Si queréis saber de dónde sacan sus ideas los asesinos, se los diré: de mujeres despechadas. ¡Lo que podría haber hecho yo con unas tenacillas de rizar el pelo y una pica para hielo… !

Bueno, eso ya no merece la pena pensarlo.

PARTE 2

La llamada de Richard había dado inicio a un día que iba de mal en peor. Hacia un rato me habían quitado uno de los mayores proyectos de mi casi inexistente carrera como planificadora de fiestas. Sólo por negarme a ofrecerle al dueño de Industrias Glaston una «fiesta privada», según sus palabras, en el asiento trasero de su lujoso automóvil.

Me despedía cuando ya llevaba cuatro semanas planificando el banquete anual de la empresa.
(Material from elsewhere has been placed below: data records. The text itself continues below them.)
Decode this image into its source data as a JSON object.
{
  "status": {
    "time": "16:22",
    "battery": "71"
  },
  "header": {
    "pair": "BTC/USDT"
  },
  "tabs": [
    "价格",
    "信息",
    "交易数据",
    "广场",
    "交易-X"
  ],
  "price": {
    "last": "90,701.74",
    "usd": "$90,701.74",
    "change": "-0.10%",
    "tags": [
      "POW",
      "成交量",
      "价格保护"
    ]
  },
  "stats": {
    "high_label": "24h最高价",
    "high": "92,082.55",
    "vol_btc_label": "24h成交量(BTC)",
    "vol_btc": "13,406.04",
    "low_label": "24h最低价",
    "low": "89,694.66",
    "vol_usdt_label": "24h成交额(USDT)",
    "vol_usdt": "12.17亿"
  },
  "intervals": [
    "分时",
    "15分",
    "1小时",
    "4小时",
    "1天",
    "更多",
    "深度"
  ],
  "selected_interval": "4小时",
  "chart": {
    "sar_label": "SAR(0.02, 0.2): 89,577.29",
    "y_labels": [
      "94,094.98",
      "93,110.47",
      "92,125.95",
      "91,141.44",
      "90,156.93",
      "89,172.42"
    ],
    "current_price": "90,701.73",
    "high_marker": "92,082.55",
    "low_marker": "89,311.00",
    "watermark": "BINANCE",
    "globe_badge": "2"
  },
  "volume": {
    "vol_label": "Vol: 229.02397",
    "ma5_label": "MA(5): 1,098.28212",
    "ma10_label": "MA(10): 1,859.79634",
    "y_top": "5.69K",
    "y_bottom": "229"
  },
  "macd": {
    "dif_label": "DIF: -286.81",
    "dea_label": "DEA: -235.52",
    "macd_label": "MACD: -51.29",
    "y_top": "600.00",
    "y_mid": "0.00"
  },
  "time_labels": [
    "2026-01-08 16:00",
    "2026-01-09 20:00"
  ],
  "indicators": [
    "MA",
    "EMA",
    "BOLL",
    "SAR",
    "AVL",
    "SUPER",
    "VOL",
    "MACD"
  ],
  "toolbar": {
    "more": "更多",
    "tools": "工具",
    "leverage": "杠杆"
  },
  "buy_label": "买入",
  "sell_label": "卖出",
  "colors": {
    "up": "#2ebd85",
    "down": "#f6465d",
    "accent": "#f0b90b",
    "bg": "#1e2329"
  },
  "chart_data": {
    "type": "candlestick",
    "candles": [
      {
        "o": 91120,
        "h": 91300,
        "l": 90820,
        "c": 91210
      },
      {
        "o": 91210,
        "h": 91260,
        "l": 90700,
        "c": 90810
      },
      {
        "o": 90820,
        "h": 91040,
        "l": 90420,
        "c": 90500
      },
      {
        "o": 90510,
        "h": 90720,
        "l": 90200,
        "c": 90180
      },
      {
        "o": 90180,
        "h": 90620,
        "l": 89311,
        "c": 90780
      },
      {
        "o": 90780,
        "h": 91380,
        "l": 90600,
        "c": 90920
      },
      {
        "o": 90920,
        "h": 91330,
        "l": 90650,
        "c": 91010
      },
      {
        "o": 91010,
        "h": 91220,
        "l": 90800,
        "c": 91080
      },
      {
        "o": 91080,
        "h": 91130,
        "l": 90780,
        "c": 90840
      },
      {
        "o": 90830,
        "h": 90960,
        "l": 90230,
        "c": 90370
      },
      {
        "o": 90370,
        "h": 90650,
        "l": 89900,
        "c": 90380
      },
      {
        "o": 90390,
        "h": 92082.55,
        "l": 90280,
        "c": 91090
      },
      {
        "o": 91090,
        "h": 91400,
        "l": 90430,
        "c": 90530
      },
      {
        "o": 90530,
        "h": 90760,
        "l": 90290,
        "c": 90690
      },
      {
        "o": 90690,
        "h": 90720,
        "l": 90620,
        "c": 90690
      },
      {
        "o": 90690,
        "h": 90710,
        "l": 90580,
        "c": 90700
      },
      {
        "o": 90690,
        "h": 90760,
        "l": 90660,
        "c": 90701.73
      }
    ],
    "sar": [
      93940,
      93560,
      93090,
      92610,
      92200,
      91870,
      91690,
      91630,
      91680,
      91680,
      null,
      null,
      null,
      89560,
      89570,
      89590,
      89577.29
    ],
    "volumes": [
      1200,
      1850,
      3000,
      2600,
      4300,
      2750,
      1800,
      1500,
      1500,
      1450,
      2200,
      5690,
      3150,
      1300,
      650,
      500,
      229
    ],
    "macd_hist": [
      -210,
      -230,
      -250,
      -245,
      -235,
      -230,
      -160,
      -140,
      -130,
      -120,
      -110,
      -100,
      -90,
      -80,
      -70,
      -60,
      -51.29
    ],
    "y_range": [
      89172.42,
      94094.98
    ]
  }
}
¡Cuatro semanas largas, tortuosas y mortales!

Al oír la repugnante oferta, mi Tigresa interior salió a la luz y le presenté mi rodilla a la entrepierna del señor Glaston; segundo punto de mi tanteo.

No hace falta decir que no fue un encuentro amistoso. Antes de que me demandara por agresión, me metí en este taxi para reunirme con mi siguiente cliente. Entonces fue cuando encontré un trozo de comida podrida pegado al cinturón de seguridad. Supuse que era comida. No quería ni imaginar qué otra sustancia podía provocar una mancha de grasa indeleble.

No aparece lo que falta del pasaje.